The appeal aims to raise the funds needed to keep these collections safe for the longer term. Support for the appeal will enable the Library's expert conservators to treat and safeguard irreplaceable photographs for years to come.
Last year's appeal successfully raised £30,000, which the Library used to create a digital version of the Encyclopaedia Britannica, opening it up to all in its 250th year.
To support the appeal and to find out more, visit the photography conservation appeal page, or pick up a leaflet in the Library.
11 November 2019
MacKinnon Collection photographs to go on display
from the MacKinnon Collection.
Photographs from the MacKinnon Collection are going on show at the National Library and the Scottish National Portrait Gallery.
The MacKinnon Collection comprises more than 14,000 photographs of Scotland spanning the 1840s to the mid-20th century. It was jointly acquired by the Library and the Scottish National Portrait Gallery in May 2018 with help from the National Lottery Heritage Fund, the Scottish Government and Art Fund.
Inspired by VisitScotland's Year of Coasts and Waters 2020, the Library's display is called 'At the Water's Edge'. It features photographs of striking Scottish landscapes, pictures of coastal communities, and scenes from industries such as shipbuilding.

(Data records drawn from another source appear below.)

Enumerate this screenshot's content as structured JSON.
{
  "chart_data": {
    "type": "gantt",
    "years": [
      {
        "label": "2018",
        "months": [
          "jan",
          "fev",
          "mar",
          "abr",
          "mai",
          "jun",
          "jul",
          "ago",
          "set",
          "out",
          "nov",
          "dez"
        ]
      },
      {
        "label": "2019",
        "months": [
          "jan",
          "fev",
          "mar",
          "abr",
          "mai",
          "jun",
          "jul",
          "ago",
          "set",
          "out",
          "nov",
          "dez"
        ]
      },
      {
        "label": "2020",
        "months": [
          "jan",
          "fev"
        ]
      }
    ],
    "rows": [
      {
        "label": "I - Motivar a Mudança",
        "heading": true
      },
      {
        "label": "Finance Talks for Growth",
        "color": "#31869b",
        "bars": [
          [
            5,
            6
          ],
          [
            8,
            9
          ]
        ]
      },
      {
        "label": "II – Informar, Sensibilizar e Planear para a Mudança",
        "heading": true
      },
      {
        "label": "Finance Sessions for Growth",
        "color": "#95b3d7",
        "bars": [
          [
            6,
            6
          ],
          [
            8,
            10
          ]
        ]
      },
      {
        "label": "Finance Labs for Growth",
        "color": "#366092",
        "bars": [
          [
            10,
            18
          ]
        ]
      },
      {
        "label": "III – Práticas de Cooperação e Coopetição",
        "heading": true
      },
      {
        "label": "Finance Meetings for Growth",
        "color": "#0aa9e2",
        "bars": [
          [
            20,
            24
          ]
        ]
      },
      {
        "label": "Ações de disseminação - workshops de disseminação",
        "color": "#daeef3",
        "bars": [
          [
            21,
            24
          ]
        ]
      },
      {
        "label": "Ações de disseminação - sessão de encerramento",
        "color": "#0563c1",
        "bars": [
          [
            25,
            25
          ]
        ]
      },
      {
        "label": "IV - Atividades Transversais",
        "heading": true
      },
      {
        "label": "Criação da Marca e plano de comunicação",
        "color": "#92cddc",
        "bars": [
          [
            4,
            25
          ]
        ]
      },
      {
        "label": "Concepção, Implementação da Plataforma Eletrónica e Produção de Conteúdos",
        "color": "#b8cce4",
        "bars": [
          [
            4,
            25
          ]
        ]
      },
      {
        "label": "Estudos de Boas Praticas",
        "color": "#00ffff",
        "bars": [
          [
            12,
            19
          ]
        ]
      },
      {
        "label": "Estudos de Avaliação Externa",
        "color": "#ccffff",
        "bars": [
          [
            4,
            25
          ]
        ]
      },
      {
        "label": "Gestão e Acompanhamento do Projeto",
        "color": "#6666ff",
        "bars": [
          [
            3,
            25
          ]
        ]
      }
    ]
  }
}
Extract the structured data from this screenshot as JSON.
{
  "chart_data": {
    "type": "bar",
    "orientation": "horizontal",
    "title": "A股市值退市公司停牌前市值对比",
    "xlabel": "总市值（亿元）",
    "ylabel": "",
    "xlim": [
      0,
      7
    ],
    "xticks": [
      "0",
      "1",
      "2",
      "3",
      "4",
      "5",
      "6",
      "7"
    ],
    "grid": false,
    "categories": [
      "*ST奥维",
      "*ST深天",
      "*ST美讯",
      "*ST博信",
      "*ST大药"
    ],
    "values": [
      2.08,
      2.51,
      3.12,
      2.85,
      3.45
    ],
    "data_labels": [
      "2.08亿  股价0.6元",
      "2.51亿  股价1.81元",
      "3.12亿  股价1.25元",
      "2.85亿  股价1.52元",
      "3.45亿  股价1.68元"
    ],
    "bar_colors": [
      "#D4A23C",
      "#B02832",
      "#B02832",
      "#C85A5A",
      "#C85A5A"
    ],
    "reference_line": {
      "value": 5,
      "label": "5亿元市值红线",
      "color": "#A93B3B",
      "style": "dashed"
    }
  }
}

The Scottish National Portrait Gallery's exhibition, 'Scotland's Photograph Album' offers a broader look back at varied aspects of Scottish life over a century. It showcases a range of images from the pioneering days of photography.
Both exhibitions are free, and open on Saturday 16 November. The Library's display runs until Saturday 15 February 2020 and the Scottish National Portrait Gallery exhibition runs until Sunday 16 February 2020.
Read more in the MacKinnon photographs displayed media release.
7 November 2019
Record collector donates thousands of discs to the Library
with Mr Dean-Myatt and discs
from his collection.
A music enthusiast has donated more than 10,000 sound recordings to the National Library of Scotland.
7,500 shellac discs represents the final part of a collection of sound items donated by William Dean-Myatt.
Mr Dean-Myatt amassed the collection over a 70 year period and has already given 3000 recordings to the Library. Most of the 78s in the Library's collections formerly belonged to Mr Dean-Myatt.
As well as shellac discs, the collection includes vinyl records, cassettes and a small number of wax cylinders. Many rare and unique items are also included.
A lifetime compiling a rich collection
Mr Dean Myatt's interest in 78s of Scottish music stemmed from the music played by his relatives in Scotland. From his music research, he compiled 'The Scottish Vernacular Discography'.
Genres featured in the collection include Gaelic songs, Scottish music hall recordings and fiddle and bagpipe music.
Jimmy Shand, Harry Lauder and Heloise Russell-Ferguson are some of the artists represented.
Many of the collection items have already been catalogued and details can be accessed via Library Search. Digitisation of the recordings has also begun, with a view to making them available online.
Read more in the Shellac discs donation media release.
30 September 2019
Data Foundry launched
As part of its Digital Scholarship service, the National Library of Scotland has launched a website for its data collections.
The new Data Foundry site presents Library collections as data in a machine-readable format, widening the scope for digital research and analysis.
Techniques like content mining and image analysis can now be carried out using the Library's collections.
It features more than 70GB of data, including digitised text and images, metadata collections, map data and organisational data.
Digitised Library collections available as data through the site include:
- Encyclopaedia Britannica
- A Medical History of British India
- Scottish school exam papers
- The Spiritualist
- Gazetteers of Scotland
Datasets from more Library material like British military lists, audiovisual collections and web archives are also planned to be published as the site is regularly updated.